Her look was so artless! her accent so mild!
Her candour so sweetly express'd!
I gaz'd on her beauties as blushing she smil'd,
And clasp'd the lov'd maid to my breast!

The primrose in clusters breath'd fragrance around,
And witness'd the vows that were given;
The lark, that sat listening, soar'd swift from the ground
And warbled the contract in - heaven!

Yon cottage where woodbines so fondly entwine,
We've chose for our humble retreat,
Where Teath's soften'd murmurs raise musings divine,
'Tis there my love's lambkins shall bleat!
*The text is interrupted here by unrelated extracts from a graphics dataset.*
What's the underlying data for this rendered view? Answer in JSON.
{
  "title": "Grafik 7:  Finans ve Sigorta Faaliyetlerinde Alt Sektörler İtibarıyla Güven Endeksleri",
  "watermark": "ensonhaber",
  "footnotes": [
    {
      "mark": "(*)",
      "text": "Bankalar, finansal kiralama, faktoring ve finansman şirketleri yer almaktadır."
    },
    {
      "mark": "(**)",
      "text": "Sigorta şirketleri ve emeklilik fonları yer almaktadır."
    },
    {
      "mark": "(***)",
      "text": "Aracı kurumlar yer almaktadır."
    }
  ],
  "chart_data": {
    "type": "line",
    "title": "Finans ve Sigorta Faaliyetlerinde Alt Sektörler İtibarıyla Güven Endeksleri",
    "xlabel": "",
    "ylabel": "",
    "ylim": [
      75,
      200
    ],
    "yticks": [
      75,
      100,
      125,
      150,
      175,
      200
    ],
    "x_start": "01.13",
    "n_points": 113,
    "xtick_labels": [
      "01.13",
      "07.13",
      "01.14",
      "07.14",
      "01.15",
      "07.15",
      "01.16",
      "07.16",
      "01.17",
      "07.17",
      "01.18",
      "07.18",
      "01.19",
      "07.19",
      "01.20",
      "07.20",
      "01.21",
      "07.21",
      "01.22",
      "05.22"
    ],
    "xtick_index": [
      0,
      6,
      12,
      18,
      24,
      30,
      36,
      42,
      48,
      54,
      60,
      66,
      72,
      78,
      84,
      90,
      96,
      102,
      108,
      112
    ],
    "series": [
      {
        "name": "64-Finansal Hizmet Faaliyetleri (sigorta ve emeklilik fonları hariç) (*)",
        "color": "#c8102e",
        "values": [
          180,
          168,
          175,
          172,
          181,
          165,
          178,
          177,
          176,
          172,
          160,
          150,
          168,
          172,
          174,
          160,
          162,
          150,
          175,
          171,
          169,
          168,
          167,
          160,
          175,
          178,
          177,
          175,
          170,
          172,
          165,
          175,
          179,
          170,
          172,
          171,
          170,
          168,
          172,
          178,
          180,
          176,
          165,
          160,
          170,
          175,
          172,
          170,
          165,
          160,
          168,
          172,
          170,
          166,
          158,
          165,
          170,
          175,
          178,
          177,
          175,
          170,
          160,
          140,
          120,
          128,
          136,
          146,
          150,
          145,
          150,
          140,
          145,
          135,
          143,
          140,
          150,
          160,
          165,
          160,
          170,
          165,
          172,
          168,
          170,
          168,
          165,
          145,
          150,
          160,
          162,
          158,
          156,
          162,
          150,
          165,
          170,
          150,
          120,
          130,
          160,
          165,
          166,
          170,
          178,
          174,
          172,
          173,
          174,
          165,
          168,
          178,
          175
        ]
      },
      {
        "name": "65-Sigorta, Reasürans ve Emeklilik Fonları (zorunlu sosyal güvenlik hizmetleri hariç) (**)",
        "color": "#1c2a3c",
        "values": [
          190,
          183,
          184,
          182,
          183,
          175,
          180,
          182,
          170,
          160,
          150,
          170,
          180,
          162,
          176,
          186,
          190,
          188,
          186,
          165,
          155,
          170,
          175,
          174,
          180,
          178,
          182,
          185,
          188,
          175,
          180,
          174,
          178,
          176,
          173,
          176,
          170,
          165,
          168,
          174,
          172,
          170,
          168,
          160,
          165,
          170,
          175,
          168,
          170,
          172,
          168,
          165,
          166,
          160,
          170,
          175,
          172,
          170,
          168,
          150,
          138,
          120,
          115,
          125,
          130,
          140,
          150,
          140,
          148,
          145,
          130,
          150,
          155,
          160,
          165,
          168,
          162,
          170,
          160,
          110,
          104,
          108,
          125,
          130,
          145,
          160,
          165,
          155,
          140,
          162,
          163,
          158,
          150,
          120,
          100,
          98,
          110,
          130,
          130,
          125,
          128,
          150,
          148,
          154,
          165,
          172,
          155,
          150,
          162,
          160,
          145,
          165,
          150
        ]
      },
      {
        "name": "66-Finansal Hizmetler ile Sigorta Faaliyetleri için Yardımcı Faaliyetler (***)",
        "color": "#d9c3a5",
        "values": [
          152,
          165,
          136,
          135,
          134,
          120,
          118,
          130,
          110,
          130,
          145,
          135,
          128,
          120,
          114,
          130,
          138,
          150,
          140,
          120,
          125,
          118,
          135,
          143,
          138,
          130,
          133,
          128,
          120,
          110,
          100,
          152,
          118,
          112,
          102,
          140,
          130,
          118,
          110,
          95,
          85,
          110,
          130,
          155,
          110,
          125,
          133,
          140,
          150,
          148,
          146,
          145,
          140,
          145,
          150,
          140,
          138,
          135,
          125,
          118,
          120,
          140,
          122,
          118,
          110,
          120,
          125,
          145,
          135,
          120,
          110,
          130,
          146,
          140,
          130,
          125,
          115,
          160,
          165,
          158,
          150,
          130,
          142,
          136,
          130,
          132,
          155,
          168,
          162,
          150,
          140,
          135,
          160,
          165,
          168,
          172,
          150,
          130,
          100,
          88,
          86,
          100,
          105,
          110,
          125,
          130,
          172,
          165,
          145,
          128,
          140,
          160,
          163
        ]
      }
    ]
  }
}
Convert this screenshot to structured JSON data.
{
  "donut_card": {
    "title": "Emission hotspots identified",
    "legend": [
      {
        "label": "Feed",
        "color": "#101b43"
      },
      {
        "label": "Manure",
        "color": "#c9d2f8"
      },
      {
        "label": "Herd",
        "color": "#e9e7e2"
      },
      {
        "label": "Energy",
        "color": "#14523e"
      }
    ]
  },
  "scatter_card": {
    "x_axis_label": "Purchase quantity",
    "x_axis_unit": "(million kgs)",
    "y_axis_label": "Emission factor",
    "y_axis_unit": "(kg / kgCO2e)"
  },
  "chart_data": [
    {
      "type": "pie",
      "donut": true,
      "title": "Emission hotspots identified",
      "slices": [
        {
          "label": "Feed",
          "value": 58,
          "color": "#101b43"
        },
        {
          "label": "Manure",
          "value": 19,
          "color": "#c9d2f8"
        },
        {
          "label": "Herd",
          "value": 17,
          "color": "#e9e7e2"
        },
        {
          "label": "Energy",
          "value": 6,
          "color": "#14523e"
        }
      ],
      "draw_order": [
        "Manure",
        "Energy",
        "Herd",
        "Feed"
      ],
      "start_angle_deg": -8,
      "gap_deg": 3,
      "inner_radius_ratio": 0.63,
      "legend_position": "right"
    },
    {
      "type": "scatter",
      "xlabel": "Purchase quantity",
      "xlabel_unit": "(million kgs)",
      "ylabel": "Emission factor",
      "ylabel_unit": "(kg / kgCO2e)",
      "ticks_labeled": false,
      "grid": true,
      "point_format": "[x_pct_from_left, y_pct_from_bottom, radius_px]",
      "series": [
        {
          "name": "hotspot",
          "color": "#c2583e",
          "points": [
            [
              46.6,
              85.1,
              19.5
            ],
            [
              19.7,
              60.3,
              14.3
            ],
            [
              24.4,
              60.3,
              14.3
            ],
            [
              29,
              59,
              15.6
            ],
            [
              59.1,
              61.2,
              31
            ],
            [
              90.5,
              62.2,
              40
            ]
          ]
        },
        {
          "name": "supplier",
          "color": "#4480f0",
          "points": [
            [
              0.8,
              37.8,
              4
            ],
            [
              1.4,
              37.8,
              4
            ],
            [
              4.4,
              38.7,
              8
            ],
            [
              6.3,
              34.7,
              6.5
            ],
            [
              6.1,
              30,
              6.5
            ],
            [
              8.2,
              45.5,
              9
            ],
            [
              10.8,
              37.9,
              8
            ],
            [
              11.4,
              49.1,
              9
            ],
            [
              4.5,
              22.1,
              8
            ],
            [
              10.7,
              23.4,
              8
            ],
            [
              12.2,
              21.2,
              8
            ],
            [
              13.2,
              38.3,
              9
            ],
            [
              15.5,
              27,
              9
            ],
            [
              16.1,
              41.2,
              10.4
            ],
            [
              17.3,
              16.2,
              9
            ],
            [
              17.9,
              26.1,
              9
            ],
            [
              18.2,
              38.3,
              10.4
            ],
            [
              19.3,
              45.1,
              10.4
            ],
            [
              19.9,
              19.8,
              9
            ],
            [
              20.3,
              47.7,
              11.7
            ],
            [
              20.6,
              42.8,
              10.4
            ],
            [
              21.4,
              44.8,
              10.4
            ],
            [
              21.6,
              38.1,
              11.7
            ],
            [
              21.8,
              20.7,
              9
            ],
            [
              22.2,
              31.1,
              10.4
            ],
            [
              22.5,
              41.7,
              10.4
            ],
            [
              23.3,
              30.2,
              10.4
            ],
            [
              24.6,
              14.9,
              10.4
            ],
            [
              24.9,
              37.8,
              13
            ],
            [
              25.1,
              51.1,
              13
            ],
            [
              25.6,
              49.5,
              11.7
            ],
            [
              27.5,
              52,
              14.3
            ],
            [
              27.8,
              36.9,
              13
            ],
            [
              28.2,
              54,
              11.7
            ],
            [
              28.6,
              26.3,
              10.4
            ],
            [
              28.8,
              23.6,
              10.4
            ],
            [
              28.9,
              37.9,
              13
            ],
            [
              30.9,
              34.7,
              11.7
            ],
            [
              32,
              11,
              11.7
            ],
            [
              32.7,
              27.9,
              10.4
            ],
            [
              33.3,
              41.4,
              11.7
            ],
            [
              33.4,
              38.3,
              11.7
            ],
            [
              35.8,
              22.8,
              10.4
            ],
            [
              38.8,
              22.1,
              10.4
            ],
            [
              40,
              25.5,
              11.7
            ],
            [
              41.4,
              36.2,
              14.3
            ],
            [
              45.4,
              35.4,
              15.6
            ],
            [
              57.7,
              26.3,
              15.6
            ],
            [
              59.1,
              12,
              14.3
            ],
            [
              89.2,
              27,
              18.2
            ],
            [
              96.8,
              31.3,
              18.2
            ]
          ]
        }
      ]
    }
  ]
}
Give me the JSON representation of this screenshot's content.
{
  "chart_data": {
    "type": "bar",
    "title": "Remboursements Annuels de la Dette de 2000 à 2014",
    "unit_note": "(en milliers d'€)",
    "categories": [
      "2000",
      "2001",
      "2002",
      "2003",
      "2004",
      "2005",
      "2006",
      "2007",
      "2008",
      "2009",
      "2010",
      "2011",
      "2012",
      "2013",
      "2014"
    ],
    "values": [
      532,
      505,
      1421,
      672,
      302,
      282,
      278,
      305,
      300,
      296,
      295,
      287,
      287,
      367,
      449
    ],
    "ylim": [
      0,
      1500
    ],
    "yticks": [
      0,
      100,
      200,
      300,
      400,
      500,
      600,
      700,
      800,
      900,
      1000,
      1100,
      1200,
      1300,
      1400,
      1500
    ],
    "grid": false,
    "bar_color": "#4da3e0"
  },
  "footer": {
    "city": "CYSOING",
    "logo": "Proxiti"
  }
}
There friendship shall lure modest worth to our door,
And shelter from care's wintry blast;
Content, deck'd in smiles, spread her pastoral store,
And Miranda prepare the repast!

Thus fix'd, what imports it, ye great ones and vain,
Though splendour withholds her false gleam
If pleas'd with our little, and strangers to pain,
Life glides placid by like yon stream?

While health, heav'nly goddess! smiles buxom and gay,
Shall we murmur that wealth comes not nigh?
When thy charms, Independence! thus prompts the free lay,
And the muse, lark-like, soars to the sky!